Kantor Berita Internasional Ahlulbait -ABNA- Pada peringatan kehancuran makam-makam suci di Bāqī, sebuah seminar bertajuk "Perkembangan Arsitektur Makam Bāqī, Penyebab Kehancuran dan Dampaknya di Dunia Islam" diadakan Kantor Berita ABNA di Qom Iran. Acara ini dihadiri oleh dua ahli, Dr. Ahmad Falahzadeh dan Dr. Ahmad Khameh-yar, yang memberikan wawasan tentang sejarah dan pentingnya situs ini dalam konteks sejarah Islam.
Dr. Khameh-yar memulai dengan mengingatkan bahwa Bāqī bukan sekadar kuburan, melainkan situs suci yang menyimpan makam empat Imam besar dan banyak tokoh penting lainnya dari masa awal Islam. Ia juga menjelaskan bahwa sebelum penghancuran pada abad ke-20, Bāqī memiliki banyak bangunan dan kubah yang masing-masing mewakili gaya arsitektur dari berbagai masa dan wilayah Islam.
Kehancuran Bāqī:
Dr. Falahzadeh menegaskan bahwa penghancuran Bāqī dipengaruhi oleh dua faktor besar: perbedaan agama dan politik. Untuk memulihkan situs ini, ia menekankan pentingnya menyatukan semua kelompok dalam Islam, dengan memperkenalkan Bāqī sebagai situs suci bersama, bukan hanya milik satu mazhab.
Pentingnya Rekonstruksi Bāqī:
Sebagai bagian dari upaya untuk menghidupkan kembali semangat Bāqī, para peserta seminar menyatakan bahwa rekonstruksi tidak hanya penting untuk warisan arsitektur, tetapi juga untuk mempererat solidaritas antarmazhab Islam. Bāqī, yang sudah menjadi simbol sejarah dan spiritual, memerlukan perhatian bersama dari semua kalangan umat Muslim.
Megdulmulki: Tokoh di Balik Pembangunan Kubah Makam Imam Bāqī"
Megdulmulki, seorang tokoh penting dalam sejarah Islam, dikenal sebagai pembangun kubah di atas makam Imam-imam Bāqī. Berdasarkan beberapa sumber kuno, kubah tersebut dibangun sekitar tahun 490 Hijriyah, dengan Megdulmulki sebagai inisiatornya.
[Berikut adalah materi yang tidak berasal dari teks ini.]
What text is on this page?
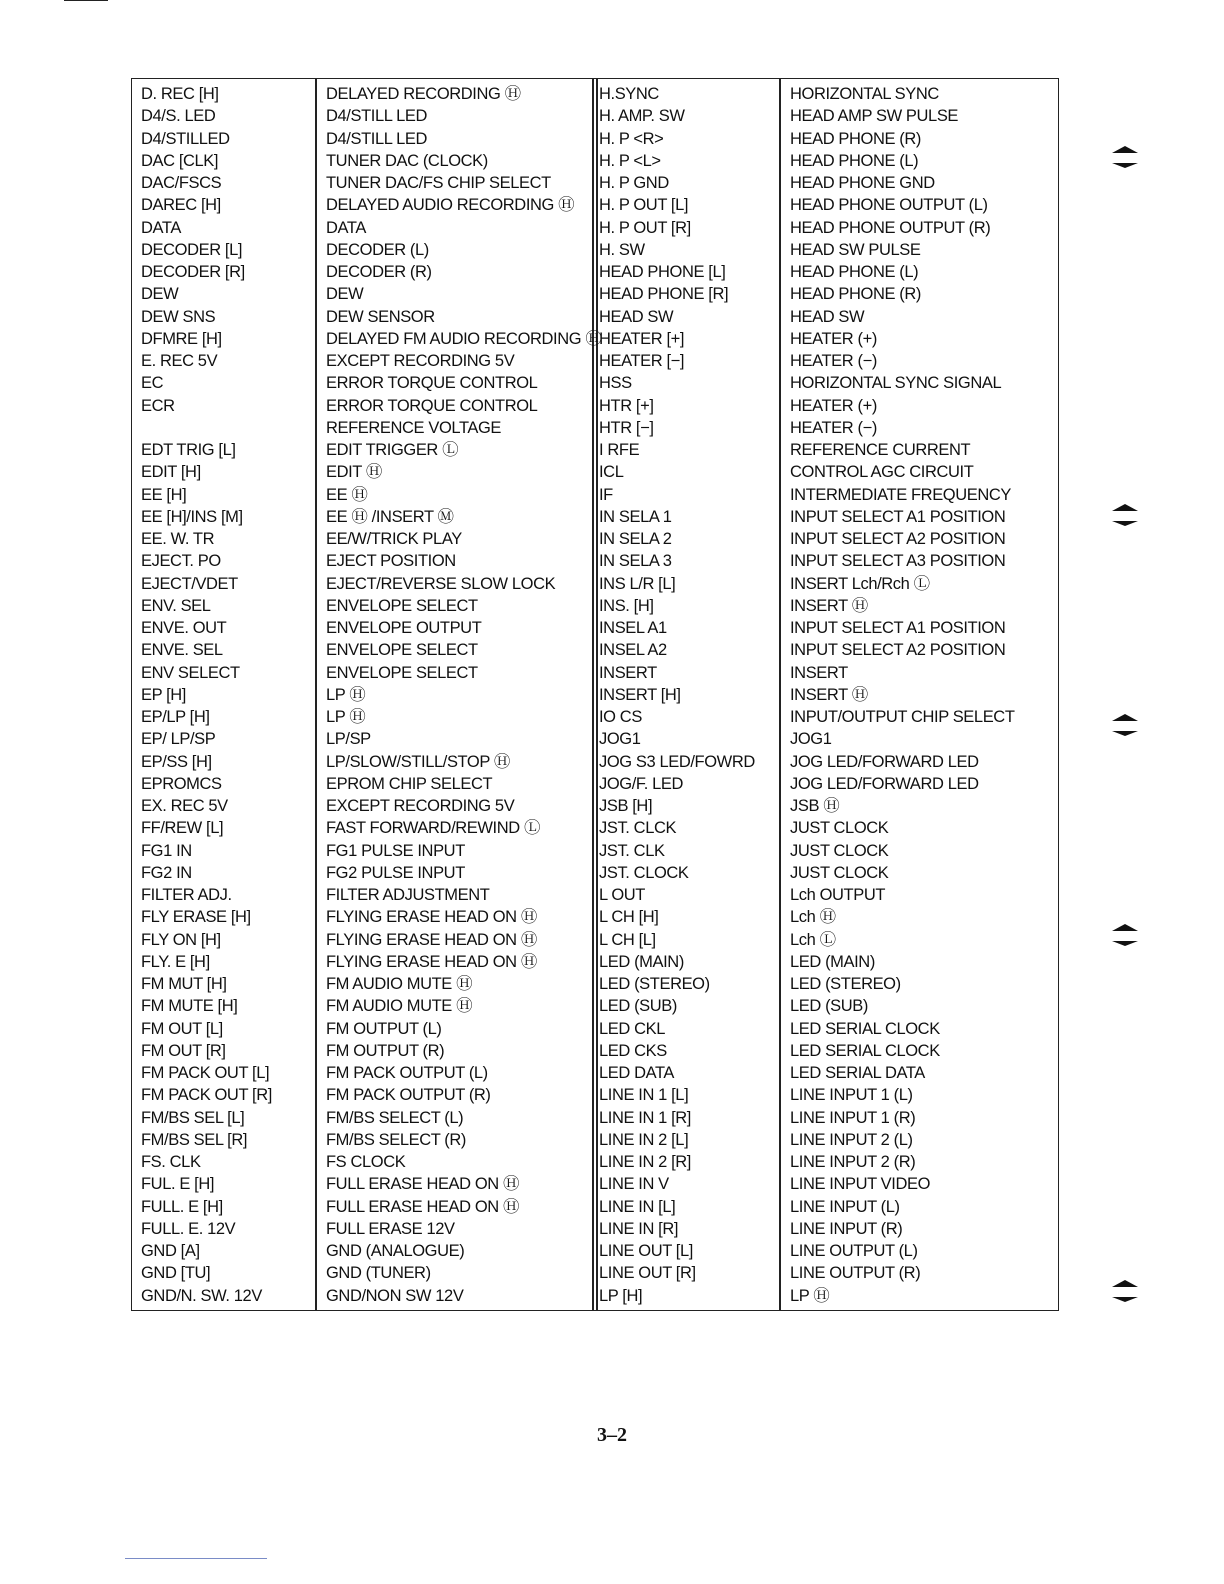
D. REC [H]
D4/S. LED
D4/STILLED
DAC [CLK]
DAC/FSCS
DAREC [H]
DATA
DECODER [L]
DECODER [R]
DEW
DEW SNS
DFMRE [H]
E. REC 5V
EC
ECR
EDT TRIG [L]
EDIT [H]
EE [H]
EE [H]/INS [M]
EE. W. TR
EJECT. PO
EJECT/VDET
ENV. SEL
ENVE. OUT
ENVE. SEL
ENV SELECT
EP [H]
EP/LP [H]
EP/ LP/SP
EP/SS [H]
EPROMCS
EX. REC 5V
FF/REW [L]
FG1 IN
FG2 IN
FILTER ADJ.
FLY ERASE [H]
FLY ON [H]
FLY. E [H]
FM MUT [H]
FM MUTE [H]
FM OUT [L]
FM OUT [R]
FM PACK OUT [L]
FM PACK OUT [R]
FM/BS SEL [L]
FM/BS SEL [R]
FS. CLK
FUL. E [H]
FULL. E [H]
FULL. E. 12V
GND [A]
GND [TU]
GND/N. SW. 12V
DELAYED RECORDING Ⓗ
D4/STILL LED
D4/STILL LED
TUNER DAC (CLOCK)
TUNER DAC/FS CHIP SELECT
DELAYED AUDIO RECORDING Ⓗ
DATA
DECODER (L)
DECODER (R)
DEW
DEW SENSOR
DELAYED FM AUDIO RECORDING Ⓗ
EXCEPT RECORDING 5V
ERROR TORQUE CONTROL
ERROR TORQUE CONTROL
REFERENCE VOLTAGE
EDIT TRIGGER Ⓛ
EDIT Ⓗ
EE Ⓗ
EE Ⓗ /INSERT Ⓜ
EE/W/TRICK PLAY
EJECT POSITION
EJECT/REVERSE SLOW LOCK
ENVELOPE SELECT
ENVELOPE OUTPUT
ENVELOPE SELECT
ENVELOPE SELECT
LP Ⓗ
LP Ⓗ
LP/SP
LP/SLOW/STILL/STOP Ⓗ
EPROM CHIP SELECT
EXCEPT RECORDING 5V
FAST FORWARD/REWIND Ⓛ
FG1 PULSE INPUT
FG2 PULSE INPUT
FILTER ADJUSTMENT
FLYING ERASE HEAD ON Ⓗ
FLYING ERASE HEAD ON Ⓗ
FLYING ERASE HEAD ON Ⓗ
FM AUDIO MUTE Ⓗ
FM AUDIO MUTE Ⓗ
FM OUTPUT (L)
FM OUTPUT (R)
FM PACK OUTPUT (L)
FM PACK OUTPUT (R)
FM/BS SELECT (L)
FM/BS SELECT (R)
FS CLOCK
FULL ERASE HEAD ON Ⓗ
FULL ERASE HEAD ON Ⓗ
FULL ERASE 12V
GND (ANALOGUE)
GND (TUNER)
GND/NON SW 12V
H.SYNC
H. AMP. SW
H. P <R>
H. P <L>
H. P GND
H. P OUT [L]
H. P OUT [R]
H. SW
HEAD PHONE [L]
HEAD PHONE [R]
HEAD SW
HEATER [+]
HEATER [−]
HSS
HTR [+]
HTR [−]
I RFE
ICL
IF
IN SELA 1
IN SELA 2
IN SELA 3
INS L/R [L]
INS. [H]
INSEL A1
INSEL A2
INSERT
INSERT [H]
IO CS
JOG1
JOG S3 LED/FOWRD
JOG/F. LED
JSB [H]
JST. CLCK
JST. CLK
JST. CLOCK
L OUT
L CH [H]
L CH [L]
LED (MAIN)
LED (STEREO)
LED (SUB)
LED CKL
LED CKS
LED DATA
LINE IN 1 [L]
LINE IN 1 [R]
LINE IN 2 [L]
LINE IN 2 [R]
LINE IN V
LINE IN [L]
LINE IN [R]
LINE OUT [L]
LINE OUT [R]
LP [H]
HORIZONTAL SYNC
HEAD AMP SW PULSE
HEAD PHONE (R)
HEAD PHONE (L)
HEAD PHONE GND
HEAD PHONE OUTPUT (L)
HEAD PHONE OUTPUT (R)
HEAD SW PULSE
HEAD PHONE (L)
HEAD PHONE (R)
HEAD SW
HEATER (+)
HEATER (−)
HORIZONTAL SYNC SIGNAL
HEATER (+)
HEATER (−)
REFERENCE CURRENT
CONTROL AGC CIRCUIT
INTERMEDIATE FREQUENCY
INPUT SELECT A1 POSITION
INPUT SELECT A2 POSITION
INPUT SELECT A3 POSITION
INSERT Lch/Rch Ⓛ
INSERT Ⓗ
INPUT SELECT A1 POSITION
INPUT SELECT A2 POSITION
INSERT
INSERT Ⓗ
INPUT/OUTPUT CHIP SELECT
JOG1
JOG LED/FORWARD LED
JOG LED/FORWARD LED
JSB Ⓗ
JUST CLOCK
JUST CLOCK
JUST CLOCK
Lch OUTPUT
Lch Ⓗ
Lch Ⓛ
LED (MAIN)
LED (STEREO)
LED (SUB)
LED SERIAL CLOCK
LED SERIAL CLOCK
LED SERIAL DATA
LINE INPUT 1 (L)
LINE INPUT 1 (R)
LINE INPUT 2 (L)
LINE INPUT 2 (R)
LINE INPUT VIDEO
LINE INPUT (L)
LINE INPUT (R)
LINE OUTPUT (L)
LINE OUTPUT (R)
LP Ⓗ
3–2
Ia adalah seorang pejabat di pemerintahan Seljuk yang dikenal sangat mendukung pembangunan situs-situs suci, termasuk makam Imam-imam Bāqī.
Sumber-sumber lain, seperti dalam al-Kāmil karya Ibn Athir, mengungkapkan bahwa Megdulmulki bahkan mengirim seorang arsitek dari Qom untuk merancang kubah tersebut, yang menunjukkan bahwa desain arsitektur Bāqī dipengaruhi oleh gaya khas dari wilayah tersebut. Meskipun ada pendapat yang salah di kalangan sejarawan Madinah mengenai siapa yang membangun kubah tersebut, bukti-bukti sejarah lebih mendukung Megdulmulki sebagai tokoh utama di balik konstruksi kubah Bāqī.
Gaya Arsitektur Kubah Bāqī:
Arsitektur kubah makam Imam-imam Bāqī menunjukkan pengaruh arsitektur Persia, khususnya dari periode Seljuk. Foto-foto dan deskripsi dari para pelancong Muslim yang mengunjungi Madinah menggambarkan kubah dengan desain segi delapan dan menara kecil di setiap sudutnya. Gaya ini serupa dengan beberapa makam yang dibangun pada periode Seljuk di Iran, seperti menara kuburan Kharaqan di Qazvin.
Pembangunan kubah tersebut diperkirakan terjadi antara tahun 450 hingga 500 Hijriyah, yang menunjukkan bahwa arsitektur kubah Bāqī adalah gaya Iran pada masa awal Seljuk. Sebelum penghancuran kedua, kubah ini tetap utuh dan tidak banyak mengalami renovasi besar.
Dua Penghancuran Bāqī:
Terdapat dua fase penghancuran besar di Bāqī. Penghancuran pertama dilakukan oleh kaum Wahabi pada tahun 1220 Hijriyah, yang berlangsung hanya singkat. Namun, penghancuran kedua pada tahun 1334 Hijriyah oleh rezim Saudi menyebabkan kehancuran total makam-makam di Bāqī, dan situs tersebut tetap dalam kondisi yang rusak hingga hari ini.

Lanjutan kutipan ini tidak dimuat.